Remove the old immersion heater element
Once the water has stopped flowing out of the hose on the draincock, you can fully unscrew the heater and take it out of the cylinder.
It may be a good idea to file away any burrs of metal on the flange and remove any debris stuck to it. This will help to ensure a nice watertight seal.
Install the new heater
Prepare the new immersion heater by applying jointing compound and PTFE tape to it, and then insert it into the hot water cylinder.
Carefully screw it into place by hand, taking care not to cross the thread. Once it’s finger tight, you can tighten it up with the special spanner. You do not need to tighten it as tightly as the old one was.
Check for leaks
Before connecting the immersion heater up, the next thing to do is to check for leaks. Close the hot tap you opened to drain the pipework, close the draincock, and reestablish the supply to the cylinder by opening the gate valve to it or the isolation valve on the cold water tank.
While some leaks may be obvious, it can take a fair amount of time for smaller, weeping leaks to appear. It’s a good idea to leave the cylinder for a good 15 to 30 minutes to see if this happens. You may also want to cut away a small amount of any insulation foam around the heater, as this can easily hide small leaks.
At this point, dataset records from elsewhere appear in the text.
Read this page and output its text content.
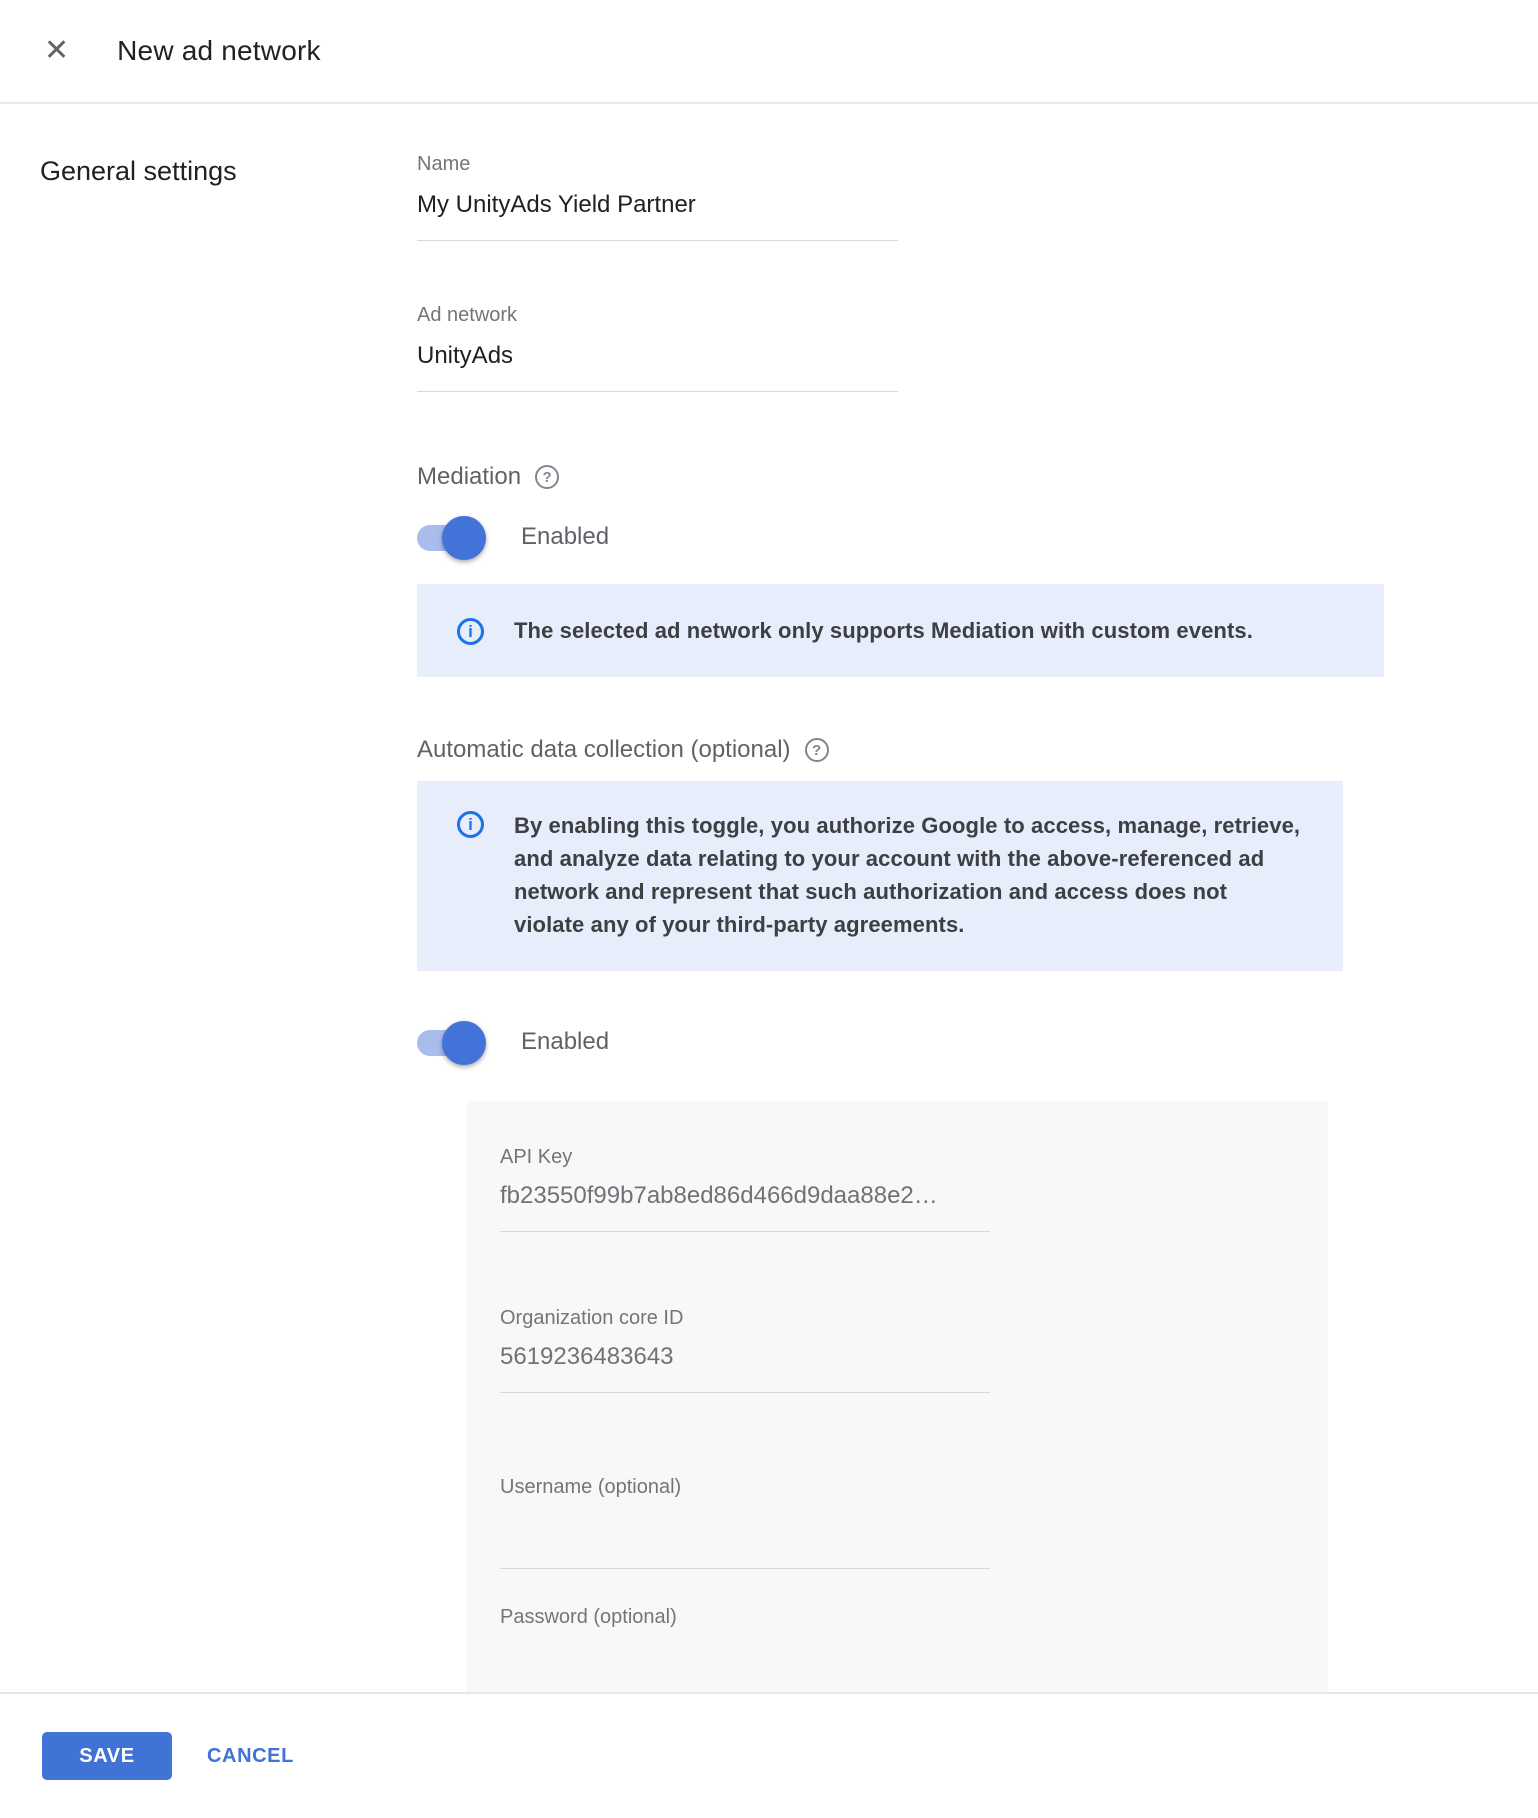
✕ New ad network
General settings	Name
My UnityAds Yield Partner
Ad network
UnityAds
Mediation	?
Enabled
i	The selected ad network only supports Mediation with custom events.

Automatic data collection (optional)	?
i	By enabling this toggle, you authorize Google to access, manage, retrieve, and analyze data relating to your account with the above-referenced ad network and represent that such authorization and access does not violate any of your third-party agreements.

Enabled
API Key
fb23550f99b7ab8ed86d466d9daa88e2…
Organization core ID
5619236483643
Username (optional)
Password (optional)
SAVE	CANCEL
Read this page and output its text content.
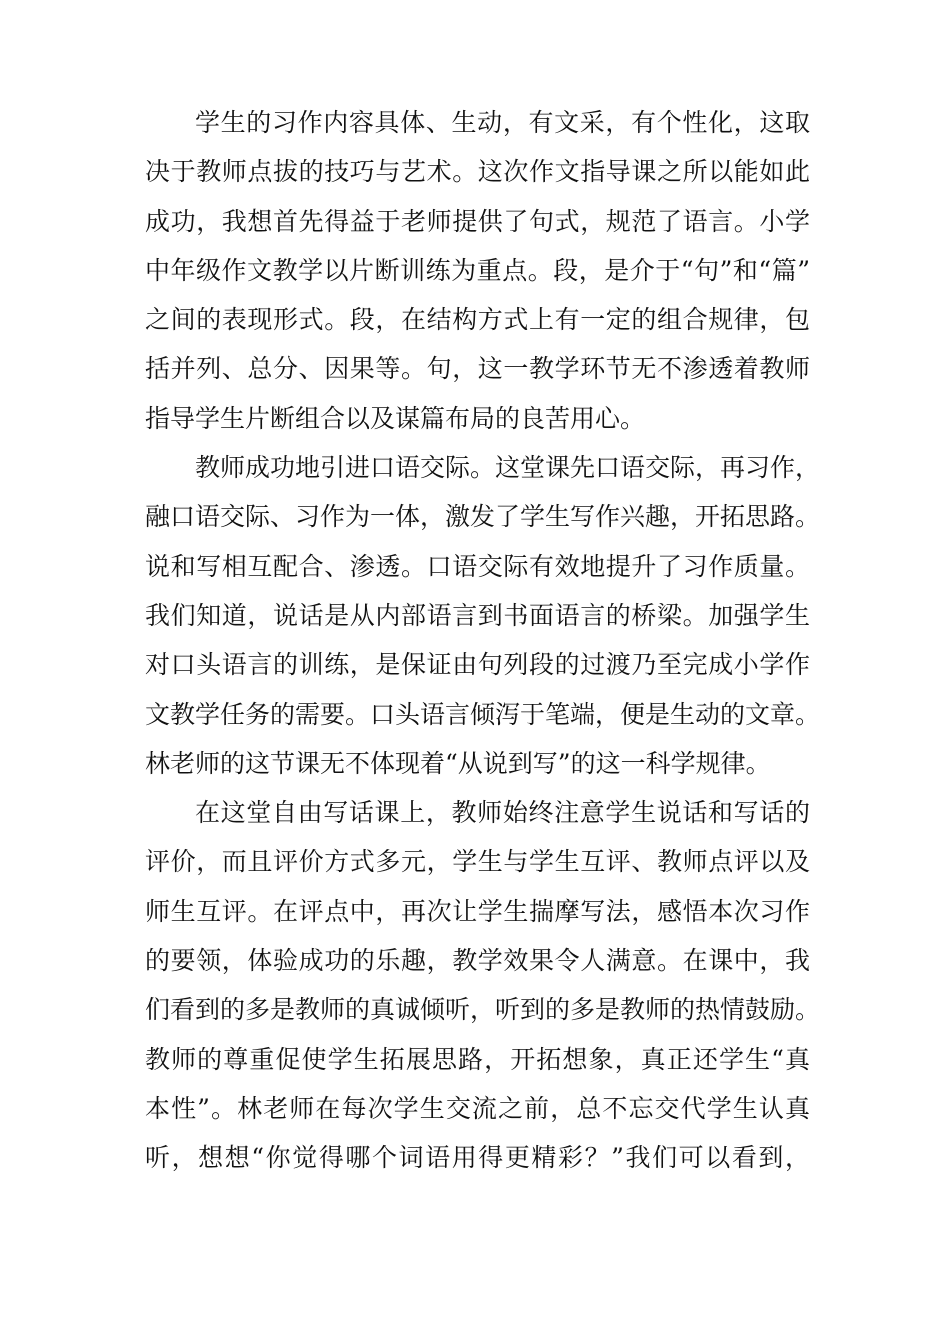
学生的习作内容具体、生动，有文采，有个性化，这取
决于教师点拔的技巧与艺术。这次作文指导课之所以能如此
成功，我想首先得益于老师提供了句式，规范了语言。小学
中年级作文教学以片断训练为重点。段，是介于“句”和“篇”
之间的表现形式。段，在结构方式上有一定的组合规律，包
括并列、总分、因果等。句，这一教学环节无不渗透着教师
指导学生片断组合以及谋篇布局的良苦用心。
教师成功地引进口语交际。这堂课先口语交际，再习作，
融口语交际、习作为一体，激发了学生写作兴趣，开拓思路。
说和写相互配合、渗透。口语交际有效地提升了习作质量。
我们知道，说话是从内部语言到书面语言的桥梁。加强学生
对口头语言的训练，是保证由句列段的过渡乃至完成小学作
文教学任务的需要。口头语言倾泻于笔端，便是生动的文章。
林老师的这节课无不体现着“从说到写”的这一科学规律。
在这堂自由写话课上，教师始终注意学生说话和写话的
评价，而且评价方式多元，学生与学生互评、教师点评以及
师生互评。在评点中，再次让学生揣摩写法，感悟本次习作
的要领，体验成功的乐趣，教学效果令人满意。在课中，我
们看到的多是教师的真诚倾听，听到的多是教师的热情鼓励。
教师的尊重促使学生拓展思路，开拓想象，真正还学生“真
本性”。林老师在每次学生交流之前，总不忘交代学生认真
听，想想“你觉得哪个词语用得更精彩？”我们可以看到，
Connecting the immersion heater and setting the thermostat
Once you’re certain there are no leaks, connect the heater to its electrical supply in accordance with the manufacturer’s instructions, and set the thermostat to 55 or 60 degrees. Anything less may encourage the growth of Legionnaire’s disease bacteria in the tank; anything higher isn’t really energy-efficient and increases the risk of scalds.
Once that’s all done, restore the power supply. Before turning the boiler back on, you can use your hot water ‘boost’ function to test that the new heater is working. If it is, turn it off and then turn the boiler back on.
If you have an Economy 7 cylinder and it was the top immersion heater you replaced, you should hear it get to work immediately. However, if it was the bottom one, you’ll have to wait until the next morning to see if it works, as the timer won’t activate it until the cheaper nighttime electricity tariff kicks in.